Multiple Collections vs Embedded Documents

Inevitably, everyone who uses MongoDB has to choose between using multiple collections with id references or embedded documents

Use separate collections

db.posts.find();
{_id: 1, title: 'unicorns are awesome', ...}

db.comments.find();
{_id: 1, post_id: 1, title: 'i agree', ...}
{_id: 2, post_id: 1, title: 'they kill vampires too!', ...}

- or -

Use embedded documents

db.posts.find();
{_id: 1, title: 'unicorns are awesome', ..., comments: [
  {title: 'i agree', ...},
  {title: 'they kill vampires too!', ...}
]}

Don't worry, this means that you get it

Both solutions have their strengths and weaknesses. Learn to use both

Separate collections offer the greatest querying flexibility

// sort comments however you want
db.comments.find({post_id: 3}).sort({votes: -1}).limit(5)

// pull out one or more specific comment(s)
db.comments.find({post_id: 3, user: 'leto'})

// get all of a user's comments joining the posts to get the title
var comments = db.comments.find({user: 'leto'}, {post_id: true})
var postIds = comments.map(function(c) { return c.post_id; });
db.posts.find({_id: {$in: postIds}}, {title: true});

Selecting embedded documents is more limited

// you can select a range (useful for paging)
// but can't sort, so you are limited to the insertion order
db.posts.find({_id: 3}, {comments: {$slice: [0, 5]}})

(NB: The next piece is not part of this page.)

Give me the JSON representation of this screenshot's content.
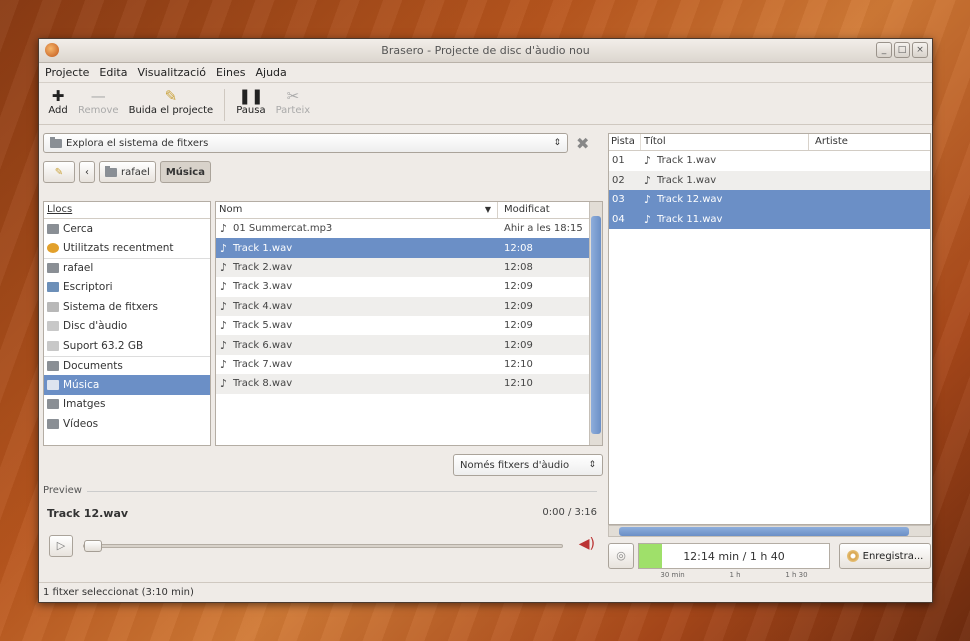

// you can select the post without any comments also
db.posts.find({_id: 54}, {comments: -1})

// you <em>can't</em> use the update's position operator ($) for field selections
db.posts.find({'comments.user': 'leto'}, {title: 1, 'comments.$': 1})

(there are two separate features, currently in planning/development, which should address this)

A document, including all its embedded documents and arrays, cannot exceed 16MB

Don't freak out, The Complete Works of William Shakespeare is around 5.5MB

Separate collections require more work

// finding a post + its comments is two queries and requires extra work
// in your code to make it all pretty (or your ODM might do it for you)
db.posts.find({_id: 9001});
db.comments.find({post_id: 9001})

this also takes [a bit] more space (+1 field, +1 index)

Embedded documents are easy and fast (single seek)

// finding a post + its comments
db.posts.find({_id: 9001});

No big differences for inserts and updates

// separate collection insert and update
db.comments.insert({post_id: 43, title: 'i hate unicrons', user: 'dracula'});
db.comments.update({_id: 4949}, {$set : {title: 'i hate unicorns'}});

// embedded document insert and update
db.posts.update({_id: 43}, {$push: {title: 'lol @ emo vampire', user: 'paul'}})
// this specific update requires that we store an _id with each comment
db.posts.update( {'comments._id': 4949}, {$inc:{'comments.$.votes':1}})

documents that grow, like inserting new comments, will have a padding factor

So, separate collections are good if you need to select individual documents, need more control over querying, or have huge documents.

Embedded documents are good when you want the entire document, the document with a $slice of comments, or with no comments at all.

As a general rule, if you have a lot of "comments" or if they are large, a separate collection might be best.

Smaller and/or fewer documents tend to be a natural fit for embedding.

Virtual collection + positional field selection are relevant upcoming[ish] features

Remember, you can always change your mind. Trying both is the best way to learn.